Ian and the team were thrilled to be coming home with two awards from this year’s show – and they know that if they want to continue to be winners, they can’t rest on their laurels.

“We really do put a lot of effort in and to be awarded the President’s Award is absolutely fantastic for Attleborough and for Norfolk. Anybody who’s had anything to do with the Chelsea Flower Show knows that you can never take it for granted that you’re going to get a Gold Medal,” says Ian.

A perennial favourite...
Peter Beales Roses launched three new varieties of rose at the Chelsea Flower Show. Founder Peter Beales opened his first nursery in Swardeston in 1968 and went on to save many rose breeds from extinction.

Ian says that roses are proving as popular as ever.

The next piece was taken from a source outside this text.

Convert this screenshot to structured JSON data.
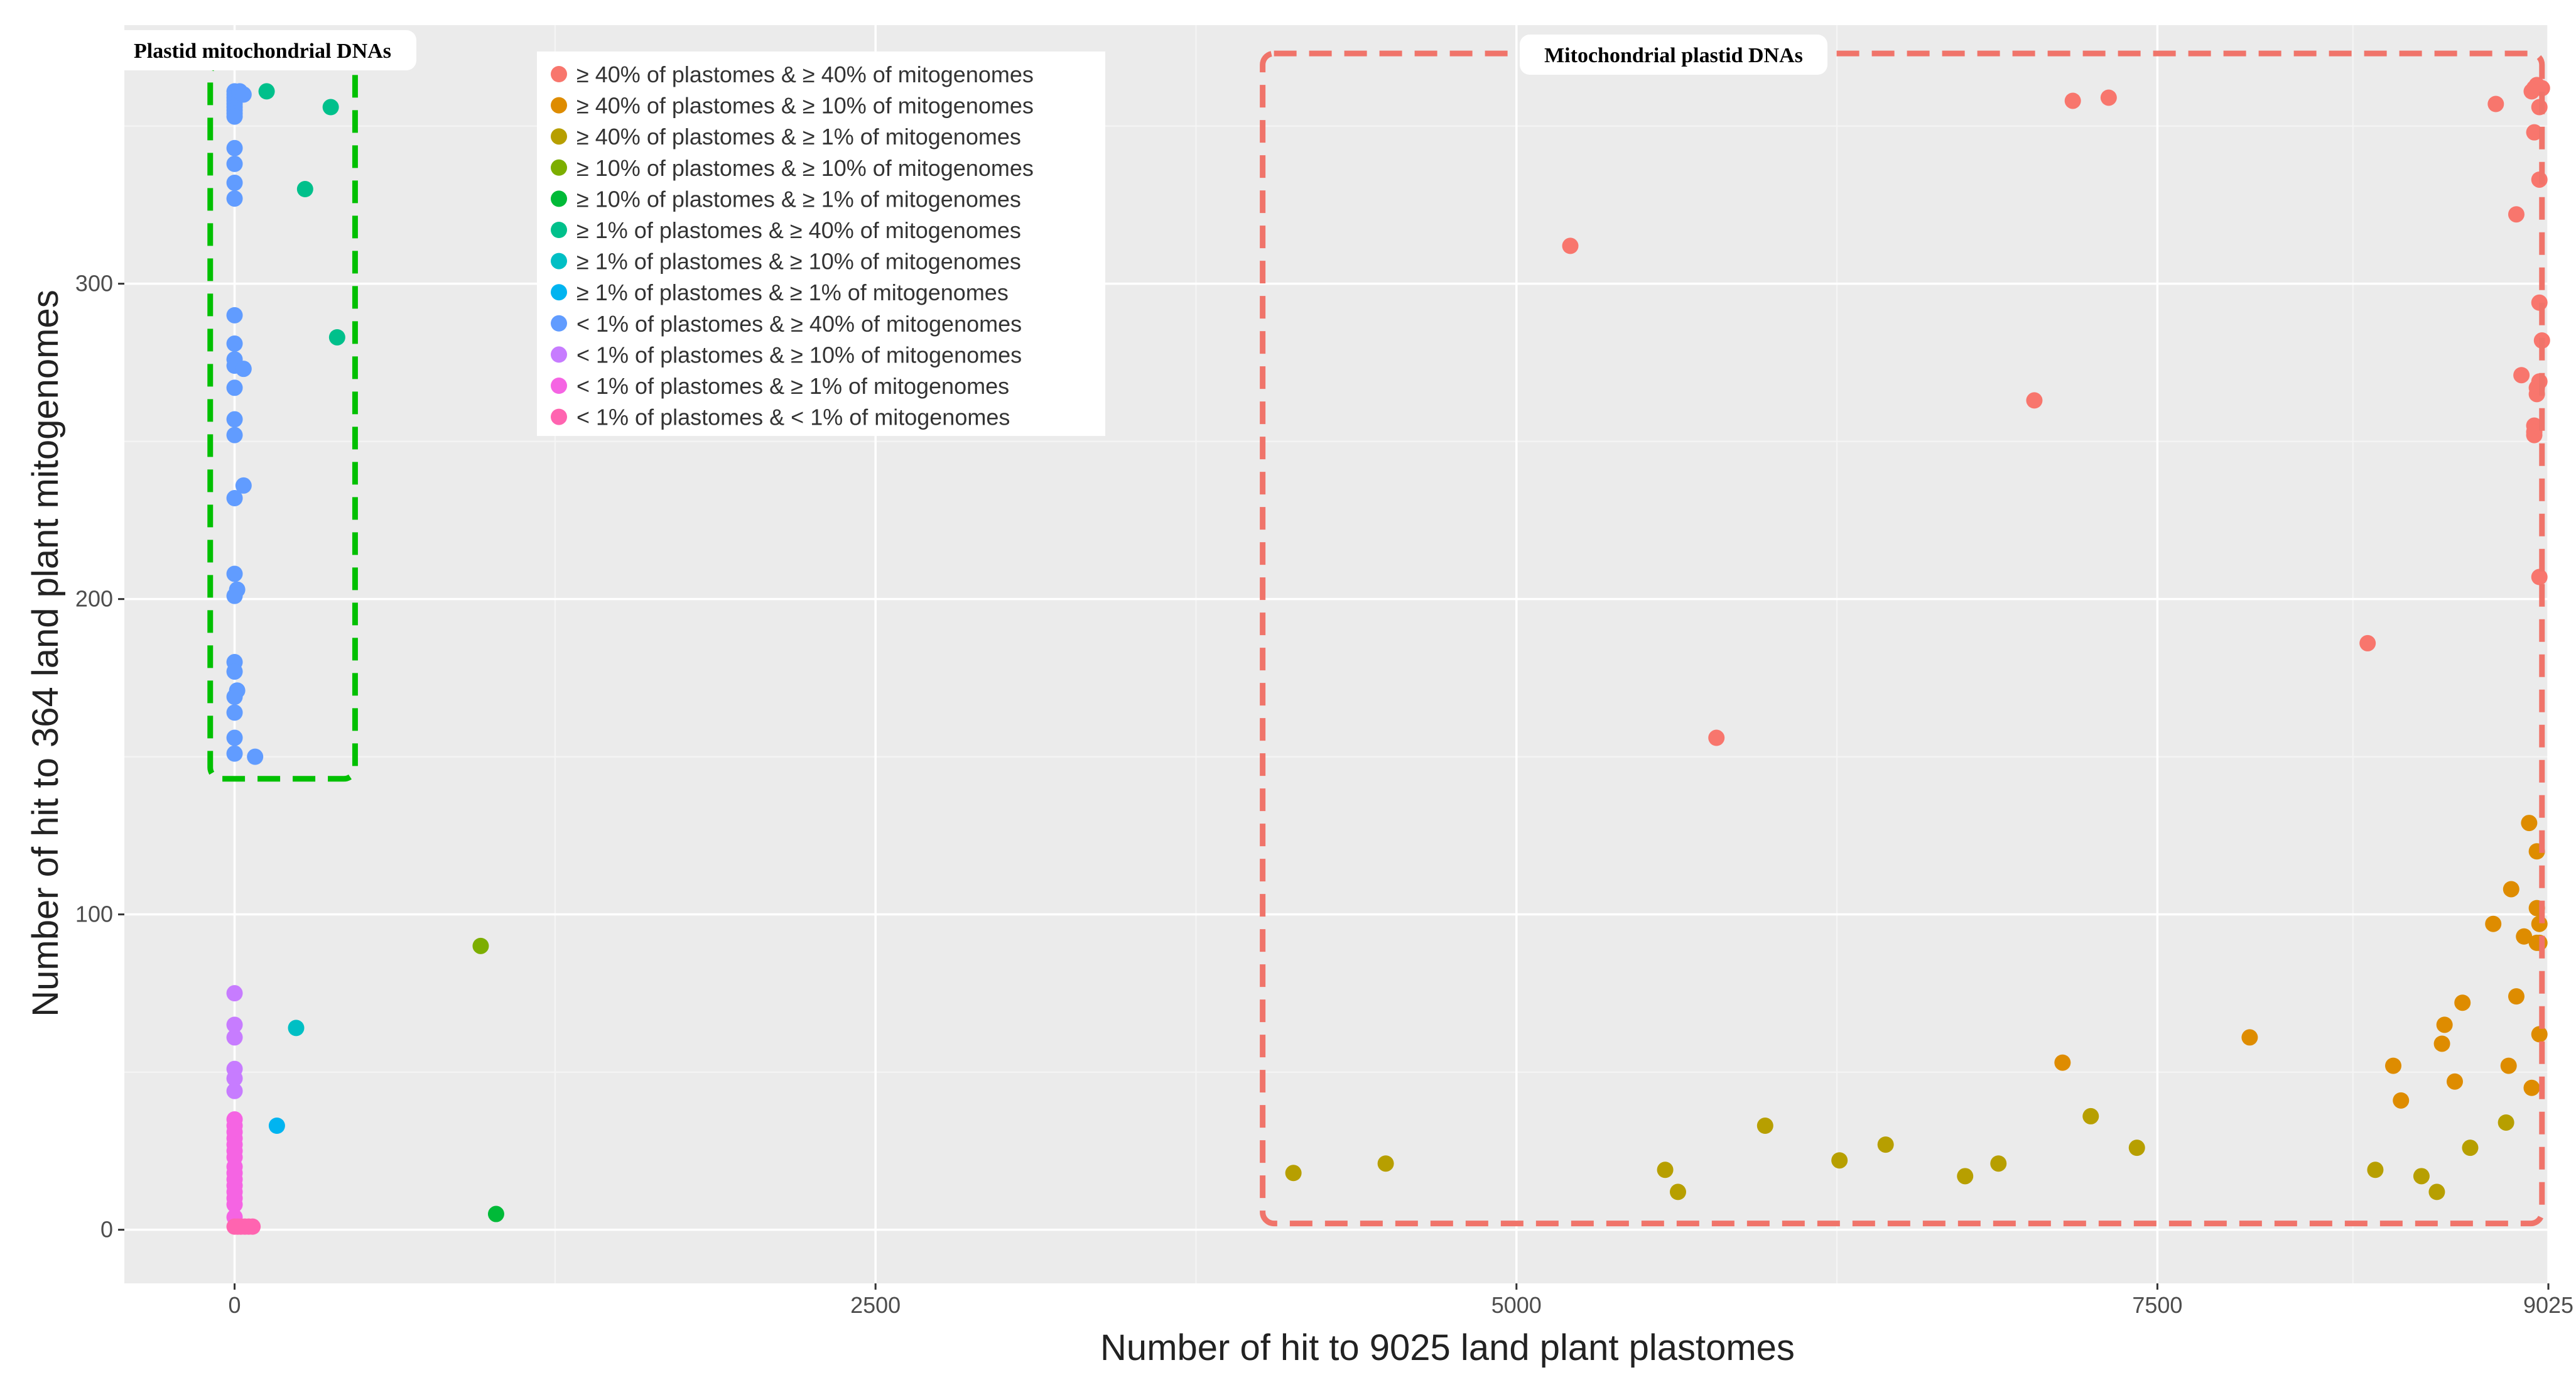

“We’re just delighted to be a part of adding pleasure to people’s gardens.”

The new roses launched at this year’s Chelsea Flower Show are:

Oxford Physic Rose


The Oxford Physic Rose was launched to mark the University of Oxford Botanic Garden’s 400th anniversary. The birthplace of botanical science in the UK, it was originally known as the Oxford Physic Garden.

“It’s a beautiful, semi double, soft pink flower which is very bee friendly,” says Ian.

It has the look of an old-fashioned rose, and the scent is reminiscent of a classic rose: very sweet, strong and lasting.

Rachel’s Joy


Rachel’s Joy is aptly named in memory of Rachel Flood, a former director of Peter Beales Roses, vice president of the World Federation of Roses and a dear friend of Peter Beales.

“Rachel had a real passion for roses and we felt it was right just to honour her with a beautiful, soft peachy-pink flower,” says Ian.

“It has a lovely sweet, subtle fragrance as it opens.”

Loyal Companion


Peter Beales Roses staff member Mia Osborne came up with the name Loyal Companion, which will resonate with many.

“It’s a beautiful floribunda rose that starts off peachy apricot, then goes to a pink and ends up white,” says Ian.